Give them the potential to do good. Even my mother, an unflagging critic of all fantasy including The Lord of the Rings, loves the little guy on the left. Gollum wasn’t always a wretched cannibal; he used to be Smeagol. He was a hobbit, good and innocent, with friends of his own. In a thematic sense, he was Frodo. Then the Ring came and corrupted him; but not entirely. He still has the potential to choose between killing and saving. He is truly capable of doing good things, which makes him seem real to us. When he promises to show Frodo and Sam the way into Mordor without being caught, we realize that he has all the bravery of a Halfling, and when he begs for food, we realize that at heart he is still a hobbit. By the end we realize that we care about him, and we cry to ourselves, When did that happen? It happened when we realized that this villain still has potential to be a hero.
Make them afraid. Fear is both a very human emotion and a powerful motivator. Take Lady Tremaine of the 2015 Cinderella movie. She starts as a normal and even likeable widow who has fallen in love with a wonderful guy.

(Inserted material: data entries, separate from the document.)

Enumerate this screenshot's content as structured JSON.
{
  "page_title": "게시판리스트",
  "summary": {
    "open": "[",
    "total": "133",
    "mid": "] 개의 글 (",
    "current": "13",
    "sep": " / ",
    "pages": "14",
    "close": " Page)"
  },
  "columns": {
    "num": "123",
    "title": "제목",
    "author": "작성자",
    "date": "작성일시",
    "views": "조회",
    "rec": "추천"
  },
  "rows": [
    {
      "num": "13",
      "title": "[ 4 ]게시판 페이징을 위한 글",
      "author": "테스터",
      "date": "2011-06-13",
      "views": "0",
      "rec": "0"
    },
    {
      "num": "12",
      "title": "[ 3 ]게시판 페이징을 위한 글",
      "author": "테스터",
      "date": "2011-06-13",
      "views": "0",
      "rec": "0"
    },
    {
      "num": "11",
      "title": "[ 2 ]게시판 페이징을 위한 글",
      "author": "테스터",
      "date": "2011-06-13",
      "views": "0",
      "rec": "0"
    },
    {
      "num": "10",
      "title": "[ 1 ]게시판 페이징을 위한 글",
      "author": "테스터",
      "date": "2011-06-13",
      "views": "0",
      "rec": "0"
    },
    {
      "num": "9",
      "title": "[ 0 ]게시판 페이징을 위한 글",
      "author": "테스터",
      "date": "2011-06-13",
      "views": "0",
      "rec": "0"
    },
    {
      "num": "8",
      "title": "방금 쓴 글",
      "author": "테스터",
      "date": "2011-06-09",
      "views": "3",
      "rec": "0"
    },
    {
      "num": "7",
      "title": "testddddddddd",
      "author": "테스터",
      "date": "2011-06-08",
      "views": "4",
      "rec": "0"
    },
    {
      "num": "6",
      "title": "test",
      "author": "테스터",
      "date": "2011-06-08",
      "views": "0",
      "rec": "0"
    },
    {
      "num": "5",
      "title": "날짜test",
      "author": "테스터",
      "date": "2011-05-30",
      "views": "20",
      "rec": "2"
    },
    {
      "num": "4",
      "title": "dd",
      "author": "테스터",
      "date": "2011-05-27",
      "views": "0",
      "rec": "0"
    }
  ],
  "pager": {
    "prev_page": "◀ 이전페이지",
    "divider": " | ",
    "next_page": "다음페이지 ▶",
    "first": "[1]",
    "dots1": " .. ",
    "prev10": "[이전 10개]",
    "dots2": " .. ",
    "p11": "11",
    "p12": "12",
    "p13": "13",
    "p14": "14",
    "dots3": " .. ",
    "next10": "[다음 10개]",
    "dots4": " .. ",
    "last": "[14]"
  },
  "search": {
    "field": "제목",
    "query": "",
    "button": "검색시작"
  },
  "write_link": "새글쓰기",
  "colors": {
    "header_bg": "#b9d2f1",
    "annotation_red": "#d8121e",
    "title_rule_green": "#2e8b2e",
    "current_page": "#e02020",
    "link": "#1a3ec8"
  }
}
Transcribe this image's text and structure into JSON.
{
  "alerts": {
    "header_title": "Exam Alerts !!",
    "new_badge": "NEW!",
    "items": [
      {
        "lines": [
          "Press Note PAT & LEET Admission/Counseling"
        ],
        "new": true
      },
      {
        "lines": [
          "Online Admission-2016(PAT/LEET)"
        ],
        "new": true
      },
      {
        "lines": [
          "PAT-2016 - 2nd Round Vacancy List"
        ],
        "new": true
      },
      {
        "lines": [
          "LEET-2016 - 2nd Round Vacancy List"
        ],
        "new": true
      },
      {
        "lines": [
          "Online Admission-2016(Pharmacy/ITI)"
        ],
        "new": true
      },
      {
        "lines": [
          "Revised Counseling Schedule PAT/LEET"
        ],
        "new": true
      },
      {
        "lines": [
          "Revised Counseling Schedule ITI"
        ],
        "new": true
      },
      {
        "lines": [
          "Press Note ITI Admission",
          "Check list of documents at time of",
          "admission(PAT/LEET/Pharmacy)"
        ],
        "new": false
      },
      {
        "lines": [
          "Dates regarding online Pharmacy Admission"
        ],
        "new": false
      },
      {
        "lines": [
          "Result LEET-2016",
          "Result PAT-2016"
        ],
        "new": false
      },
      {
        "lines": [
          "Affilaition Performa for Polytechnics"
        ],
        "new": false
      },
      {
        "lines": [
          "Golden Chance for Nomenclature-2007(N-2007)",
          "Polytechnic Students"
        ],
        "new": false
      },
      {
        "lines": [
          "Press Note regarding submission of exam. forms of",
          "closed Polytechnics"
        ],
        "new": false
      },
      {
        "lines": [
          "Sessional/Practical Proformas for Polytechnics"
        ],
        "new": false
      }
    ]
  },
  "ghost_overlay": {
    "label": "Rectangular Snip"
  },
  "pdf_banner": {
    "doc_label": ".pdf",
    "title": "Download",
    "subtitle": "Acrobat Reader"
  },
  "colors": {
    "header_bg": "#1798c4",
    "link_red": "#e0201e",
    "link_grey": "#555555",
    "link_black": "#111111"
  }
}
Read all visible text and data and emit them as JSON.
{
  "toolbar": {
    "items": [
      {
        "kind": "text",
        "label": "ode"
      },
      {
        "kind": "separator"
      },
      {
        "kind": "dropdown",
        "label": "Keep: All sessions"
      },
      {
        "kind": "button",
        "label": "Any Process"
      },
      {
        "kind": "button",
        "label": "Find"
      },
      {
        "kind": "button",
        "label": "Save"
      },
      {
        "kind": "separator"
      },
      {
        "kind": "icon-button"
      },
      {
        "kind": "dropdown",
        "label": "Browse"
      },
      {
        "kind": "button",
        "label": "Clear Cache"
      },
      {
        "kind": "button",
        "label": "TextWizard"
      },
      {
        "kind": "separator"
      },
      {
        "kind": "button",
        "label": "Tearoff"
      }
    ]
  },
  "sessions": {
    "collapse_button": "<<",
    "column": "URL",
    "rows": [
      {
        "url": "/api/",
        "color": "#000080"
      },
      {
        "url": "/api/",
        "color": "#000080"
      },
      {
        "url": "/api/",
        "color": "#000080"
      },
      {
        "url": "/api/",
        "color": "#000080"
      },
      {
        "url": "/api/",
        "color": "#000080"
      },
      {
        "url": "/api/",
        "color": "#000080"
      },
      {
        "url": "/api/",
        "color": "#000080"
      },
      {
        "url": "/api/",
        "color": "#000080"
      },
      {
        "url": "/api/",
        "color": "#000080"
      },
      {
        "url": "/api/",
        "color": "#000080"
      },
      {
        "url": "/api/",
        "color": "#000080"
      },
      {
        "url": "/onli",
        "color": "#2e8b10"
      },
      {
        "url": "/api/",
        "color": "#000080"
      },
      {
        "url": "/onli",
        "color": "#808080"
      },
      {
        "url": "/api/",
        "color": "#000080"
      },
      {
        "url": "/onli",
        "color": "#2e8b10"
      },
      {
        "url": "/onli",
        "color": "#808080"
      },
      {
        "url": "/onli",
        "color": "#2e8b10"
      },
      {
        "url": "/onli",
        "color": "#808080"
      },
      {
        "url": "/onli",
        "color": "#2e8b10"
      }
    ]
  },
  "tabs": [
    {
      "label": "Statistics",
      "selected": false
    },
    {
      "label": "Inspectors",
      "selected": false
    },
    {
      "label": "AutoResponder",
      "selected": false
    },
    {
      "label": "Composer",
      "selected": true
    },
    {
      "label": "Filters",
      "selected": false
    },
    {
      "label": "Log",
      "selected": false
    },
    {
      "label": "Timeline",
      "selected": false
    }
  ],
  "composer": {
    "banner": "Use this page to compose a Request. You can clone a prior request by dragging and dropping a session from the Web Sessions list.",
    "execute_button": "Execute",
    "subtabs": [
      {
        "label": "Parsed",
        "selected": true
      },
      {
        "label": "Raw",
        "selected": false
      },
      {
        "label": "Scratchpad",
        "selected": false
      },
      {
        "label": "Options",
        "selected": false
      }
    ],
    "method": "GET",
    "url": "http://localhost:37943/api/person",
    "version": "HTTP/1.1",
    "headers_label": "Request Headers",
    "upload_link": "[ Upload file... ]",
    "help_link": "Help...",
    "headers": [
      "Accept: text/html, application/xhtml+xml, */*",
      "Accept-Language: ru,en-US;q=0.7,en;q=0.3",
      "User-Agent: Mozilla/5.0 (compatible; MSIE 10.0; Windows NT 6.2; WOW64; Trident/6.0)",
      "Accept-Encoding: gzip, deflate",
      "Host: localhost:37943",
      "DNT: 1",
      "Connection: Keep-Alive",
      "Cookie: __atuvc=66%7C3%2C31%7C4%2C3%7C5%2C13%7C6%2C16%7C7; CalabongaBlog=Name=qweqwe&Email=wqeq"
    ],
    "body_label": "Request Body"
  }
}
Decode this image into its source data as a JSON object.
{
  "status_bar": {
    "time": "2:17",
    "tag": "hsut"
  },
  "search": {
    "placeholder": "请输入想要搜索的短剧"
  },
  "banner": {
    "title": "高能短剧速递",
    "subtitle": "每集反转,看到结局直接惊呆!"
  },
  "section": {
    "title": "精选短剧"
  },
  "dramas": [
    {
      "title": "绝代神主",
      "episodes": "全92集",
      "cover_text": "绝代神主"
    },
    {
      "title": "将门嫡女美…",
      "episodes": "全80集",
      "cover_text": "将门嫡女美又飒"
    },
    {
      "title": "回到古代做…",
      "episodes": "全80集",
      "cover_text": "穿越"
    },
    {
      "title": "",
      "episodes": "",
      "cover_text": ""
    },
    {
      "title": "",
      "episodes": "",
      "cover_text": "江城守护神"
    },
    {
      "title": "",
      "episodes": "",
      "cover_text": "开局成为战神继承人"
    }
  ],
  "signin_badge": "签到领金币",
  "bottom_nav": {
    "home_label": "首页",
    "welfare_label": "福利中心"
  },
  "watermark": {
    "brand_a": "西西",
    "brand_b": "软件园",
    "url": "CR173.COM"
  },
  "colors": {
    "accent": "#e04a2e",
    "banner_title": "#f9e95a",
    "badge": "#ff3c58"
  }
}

She can even forgive his daughter Ella for being so beautiful- “like her mother”. Yet, even before her honeymoon season is over, Lady Tremaine receives word that her new husband is dead, gone away forever, leaving her all alone in the world with no income and three girls to care for. No wonder she is afraid. “Where will we go?” she cries. “What will we do?” Oh, but how convenient that the prince is throwing a ball and will choose himself a wife from among the young ladies there; now all she must do is make sure that no other beautiful young lady, not even Ella, stands in the way of her own daughters. Lady Tremaine is afraid- first of the future, and then of Ella.
Personally, I find that this is usually the key to unlocking the human side of my own villains. When I wrote Son of Ren, it was easy to make Sardar an unethical creep without exerting too much imagination, but I was only able to make him seem human when I realized that he was afraid. In his introductory scene, Sardar acts tall and powerful like “a young lion”, pretending that he has the upper hand, but Elkay can see through his act. Sardar only wants power. He is afraid of losing what little power he has, and this kingdom-building Elkay is a threat to him. When people feel threatened, they are capable of doing many dangerous things.
So that’s my list. Every villain has a human side; we as the writers just need to learn how to bring it out.
How do you humanize your villains? Did I miss any technique that you like to use? Share your thoughts in the comments.